Hasta hoy, las únicas bicisendas eficaces están en el área de los Bosques de Palermo y sólo sirven al esparcimiento; son sendas que no van a ningún lado. A los carriles para bicicletas en las avenidas los usan en su mayoría motos o aparecen como lugar de estacionamiento para automovilistas, para quienes las bicis son sólo una molestia. Así y todo, cada día son más y más los que salen a enfrentar la ciudad en dos ruedas; hay muchas agrupaciones de ciclistas de todo orden y una conciencia de que la transformación es posible. Sin profundizar el hecho de que esta revolución es de la clase media; hay que recorrer las grandes estaciones de trenes y los furgones para saber que, para muchos, la bicicleta siempre fue la única herramienta y el único bien.

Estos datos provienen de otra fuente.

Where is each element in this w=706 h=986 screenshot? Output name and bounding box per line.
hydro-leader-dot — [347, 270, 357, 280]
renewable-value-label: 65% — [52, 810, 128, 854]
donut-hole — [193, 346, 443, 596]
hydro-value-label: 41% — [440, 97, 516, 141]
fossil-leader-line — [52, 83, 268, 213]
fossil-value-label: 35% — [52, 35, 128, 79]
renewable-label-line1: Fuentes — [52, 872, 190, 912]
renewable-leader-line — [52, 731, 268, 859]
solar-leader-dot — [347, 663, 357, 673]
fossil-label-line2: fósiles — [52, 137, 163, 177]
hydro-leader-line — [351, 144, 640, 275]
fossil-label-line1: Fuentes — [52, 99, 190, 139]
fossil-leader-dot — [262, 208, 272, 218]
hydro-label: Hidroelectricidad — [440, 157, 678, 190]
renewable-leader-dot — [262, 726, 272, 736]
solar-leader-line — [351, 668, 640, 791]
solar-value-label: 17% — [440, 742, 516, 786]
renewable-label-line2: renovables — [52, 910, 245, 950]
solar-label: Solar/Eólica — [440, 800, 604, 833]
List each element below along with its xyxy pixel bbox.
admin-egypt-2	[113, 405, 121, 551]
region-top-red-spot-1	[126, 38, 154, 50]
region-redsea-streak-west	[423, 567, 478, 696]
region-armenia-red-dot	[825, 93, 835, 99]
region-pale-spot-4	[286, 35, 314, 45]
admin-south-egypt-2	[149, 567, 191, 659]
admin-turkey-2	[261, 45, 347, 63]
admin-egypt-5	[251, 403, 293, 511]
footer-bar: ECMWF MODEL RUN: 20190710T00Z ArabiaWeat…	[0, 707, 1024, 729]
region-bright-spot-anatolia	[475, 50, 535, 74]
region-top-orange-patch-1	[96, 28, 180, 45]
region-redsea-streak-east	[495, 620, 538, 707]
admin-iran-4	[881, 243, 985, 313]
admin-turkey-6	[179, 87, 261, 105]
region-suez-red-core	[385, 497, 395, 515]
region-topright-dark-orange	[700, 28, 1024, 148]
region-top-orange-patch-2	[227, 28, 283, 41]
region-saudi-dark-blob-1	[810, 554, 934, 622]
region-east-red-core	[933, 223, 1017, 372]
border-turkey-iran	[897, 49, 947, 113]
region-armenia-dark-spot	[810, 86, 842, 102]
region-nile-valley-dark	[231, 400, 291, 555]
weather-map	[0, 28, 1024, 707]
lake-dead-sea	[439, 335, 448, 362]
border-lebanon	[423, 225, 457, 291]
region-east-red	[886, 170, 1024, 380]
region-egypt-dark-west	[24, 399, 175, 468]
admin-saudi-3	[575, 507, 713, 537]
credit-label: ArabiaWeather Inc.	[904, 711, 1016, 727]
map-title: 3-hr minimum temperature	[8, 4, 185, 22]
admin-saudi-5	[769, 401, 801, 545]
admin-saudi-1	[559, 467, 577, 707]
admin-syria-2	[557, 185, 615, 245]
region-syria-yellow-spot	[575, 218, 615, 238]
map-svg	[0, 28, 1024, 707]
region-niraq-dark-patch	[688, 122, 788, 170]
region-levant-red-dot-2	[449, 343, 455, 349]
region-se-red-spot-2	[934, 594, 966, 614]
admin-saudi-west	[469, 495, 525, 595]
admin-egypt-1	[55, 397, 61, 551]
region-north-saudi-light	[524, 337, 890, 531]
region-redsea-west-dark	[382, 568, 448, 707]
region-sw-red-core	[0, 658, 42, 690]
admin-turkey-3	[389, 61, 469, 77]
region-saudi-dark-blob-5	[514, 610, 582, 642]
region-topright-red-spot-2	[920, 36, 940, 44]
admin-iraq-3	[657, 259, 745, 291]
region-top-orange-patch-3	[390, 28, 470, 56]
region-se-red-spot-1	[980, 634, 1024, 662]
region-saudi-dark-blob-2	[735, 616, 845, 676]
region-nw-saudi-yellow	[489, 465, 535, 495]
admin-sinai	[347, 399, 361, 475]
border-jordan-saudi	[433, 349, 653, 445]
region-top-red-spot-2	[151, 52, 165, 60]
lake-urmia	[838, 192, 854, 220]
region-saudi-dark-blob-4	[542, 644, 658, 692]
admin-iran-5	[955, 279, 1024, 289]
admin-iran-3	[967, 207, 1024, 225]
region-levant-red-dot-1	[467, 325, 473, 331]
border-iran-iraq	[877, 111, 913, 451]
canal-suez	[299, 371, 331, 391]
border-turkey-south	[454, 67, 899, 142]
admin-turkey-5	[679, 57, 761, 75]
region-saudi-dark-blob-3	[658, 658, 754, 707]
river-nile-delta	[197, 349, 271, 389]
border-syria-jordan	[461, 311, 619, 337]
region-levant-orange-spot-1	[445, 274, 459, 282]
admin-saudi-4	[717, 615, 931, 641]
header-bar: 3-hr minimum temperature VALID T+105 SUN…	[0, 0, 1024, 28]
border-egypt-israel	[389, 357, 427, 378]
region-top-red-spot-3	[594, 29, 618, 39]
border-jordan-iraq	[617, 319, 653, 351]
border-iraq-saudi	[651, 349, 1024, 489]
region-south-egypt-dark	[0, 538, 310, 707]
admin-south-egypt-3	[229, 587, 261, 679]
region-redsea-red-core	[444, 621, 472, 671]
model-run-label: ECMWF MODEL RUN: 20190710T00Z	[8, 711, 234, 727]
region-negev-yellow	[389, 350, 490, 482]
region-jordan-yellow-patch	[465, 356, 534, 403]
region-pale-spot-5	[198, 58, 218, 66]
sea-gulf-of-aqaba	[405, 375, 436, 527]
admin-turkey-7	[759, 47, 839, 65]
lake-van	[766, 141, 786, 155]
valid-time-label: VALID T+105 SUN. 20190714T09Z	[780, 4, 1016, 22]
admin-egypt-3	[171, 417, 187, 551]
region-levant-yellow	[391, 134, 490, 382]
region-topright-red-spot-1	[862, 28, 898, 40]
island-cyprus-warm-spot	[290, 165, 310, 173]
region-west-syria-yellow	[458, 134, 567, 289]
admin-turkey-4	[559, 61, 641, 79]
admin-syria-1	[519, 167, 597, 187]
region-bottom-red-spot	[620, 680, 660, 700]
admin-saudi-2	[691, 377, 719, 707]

Auge toma nota de otro desafío: no cerrar el fenómeno intramuros. La vida no termina en la General Paz. Todo lo contrario; recorrer la ciudad, conocer sus declives y elevaciones, la calidad de sus calles, la pureza o no de su aire y recorrer también con las alforjas a cuestas las rutas, me han dado en lo personal una hermosa sensación de continuidad. De golpe Buenos Aires se abre y me encuentro en la llanura, bajo un cielo pampeano. Si tomo hacia el Oeste para el lado de Mataderos, donde la avenida Alberdi es bien abierta, en general pedaleo contra el viento que -se sabe- la mayoría de las veces sopla desde la cordillera.